I have a friend...her DD was in my class in preschool and kindergarten over the past 2 years. They also have two older boys. The elementary school is different from our K/prek, so the LO moved on to the "big" school this year. Mom knew I was homeschooling at the end of last year and dad told me that mom wants to hs but isn't confident enough, mom confirmed...dad kept saying mom is capable and should do it.
I just got this email from mom:
Hope all is going well with you. Wish I was homeschooling my kids. LO had her first hard day today and it broke my heart. She doesn't want to go to school because she doesn't want to have to miss me. She doesn't like morning outdoor recess. It is just to crazy and overwhelming having the whole school outside at one time.
I really want to homeschool them starting next year, but I need a lot more self confidence to be able to do that.
Well again. Hope all is well. Just wanted to let you know we were thinking about you.
I emailed her back actually suggesting she pull the 1st grader now and take a year to get that down, then pull the big boys next year (as they enter middle school and I think high school or maybe 8th grade) if she still wants to hs them. But since I know the LO so well and know she will thrive at home with mom and I can just see her little spirit being crushed in the "big" school, I think mom should pull her.

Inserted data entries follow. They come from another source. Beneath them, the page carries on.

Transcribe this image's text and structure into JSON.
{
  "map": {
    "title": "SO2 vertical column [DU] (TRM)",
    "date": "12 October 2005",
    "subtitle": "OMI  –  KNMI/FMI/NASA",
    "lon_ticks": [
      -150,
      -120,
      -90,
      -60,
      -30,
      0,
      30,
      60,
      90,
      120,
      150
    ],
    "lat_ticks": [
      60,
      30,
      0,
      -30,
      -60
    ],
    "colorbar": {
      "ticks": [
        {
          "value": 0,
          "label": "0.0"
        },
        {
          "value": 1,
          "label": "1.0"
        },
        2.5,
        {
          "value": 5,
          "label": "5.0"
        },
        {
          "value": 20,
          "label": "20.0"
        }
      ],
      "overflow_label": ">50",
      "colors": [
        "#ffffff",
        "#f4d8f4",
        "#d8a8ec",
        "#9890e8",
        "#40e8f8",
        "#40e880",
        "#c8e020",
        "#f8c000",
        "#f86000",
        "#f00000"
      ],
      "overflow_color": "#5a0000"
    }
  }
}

Is there other advice you would give? I really think mom is capable of schooling the 1st grader with no problem...1st grade is not hard! I offered to go over some things with her and help her know what to teach the LO and to just meet to talk if she wants.

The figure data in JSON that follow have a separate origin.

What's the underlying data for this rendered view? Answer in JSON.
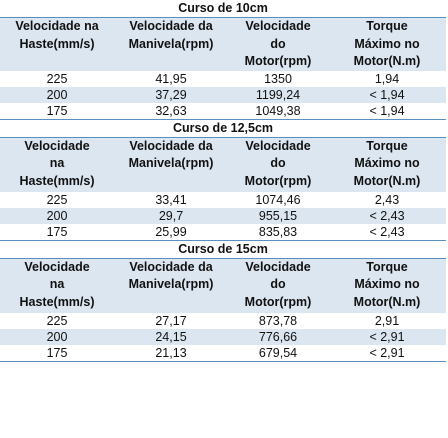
{
  "sections": [
    {
      "title": "Curso de 10cm",
      "headers": [
        "Velocidade na\nHaste(mm/s)",
        "Velocidade da\nManivela(rpm)",
        "Velocidade\ndo\nMotor(rpm)",
        "Torque\nMáximo no\nMotor(N.m)"
      ],
      "rows": [
        [
          "225",
          "41,95",
          "1350",
          "1,94"
        ],
        [
          "200",
          "37,29",
          "1199,24",
          "< 1,94"
        ],
        [
          "175",
          "32,63",
          "1049,38",
          "< 1,94"
        ]
      ]
    },
    {
      "title": "Curso de 12,5cm",
      "headers": [
        "Velocidade\nna\nHaste(mm/s)",
        "Velocidade da\nManivela(rpm)",
        "Velocidade\ndo\nMotor(rpm)",
        "Torque\nMáximo no\nMotor(N.m)"
      ],
      "rows": [
        [
          "225",
          "33,41",
          "1074,46",
          "2,43"
        ],
        [
          "200",
          "29,7",
          "955,15",
          "< 2,43"
        ],
        [
          "175",
          "25,99",
          "835,83",
          "< 2,43"
        ]
      ]
    },
    {
      "title": "Curso de 15cm",
      "headers": [
        "Velocidade\nna\nHaste(mm/s)",
        "Velocidade da\nManivela(rpm)",
        "Velocidade\ndo\nMotor(rpm)",
        "Torque\nMáximo no\nMotor(N.m)"
      ],
      "rows": [
        [
          "225",
          "27,17",
          "873,78",
          "2,91"
        ],
        [
          "200",
          "24,15",
          "776,66",
          "< 2,91"
        ],
        [
          "175",
          "21,13",
          "679,54",
          "< 2,91"
        ]
      ]
    }
  ]
}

My heart is breaking for the LO since I know her so well and know how hard even the transition from prek to k was for her, she was even placed in the class I was going to to ease her transition (our kindergarten is amazing, the principal and staff are so awesome, if my kids had stayed there we wouldn't have hs'ed, lol). While I do think working on transitions would be good for her, I don't think forcing her to go to the big school with big classes and have her get lost in the shuffle is good for her :/ I just feel so sad and want to fix it for her. And I wish mom would get that confidence boost and know she can do it!
Sorry this is kind of OT, but is there any advice I can give her to help her with this? What would you say?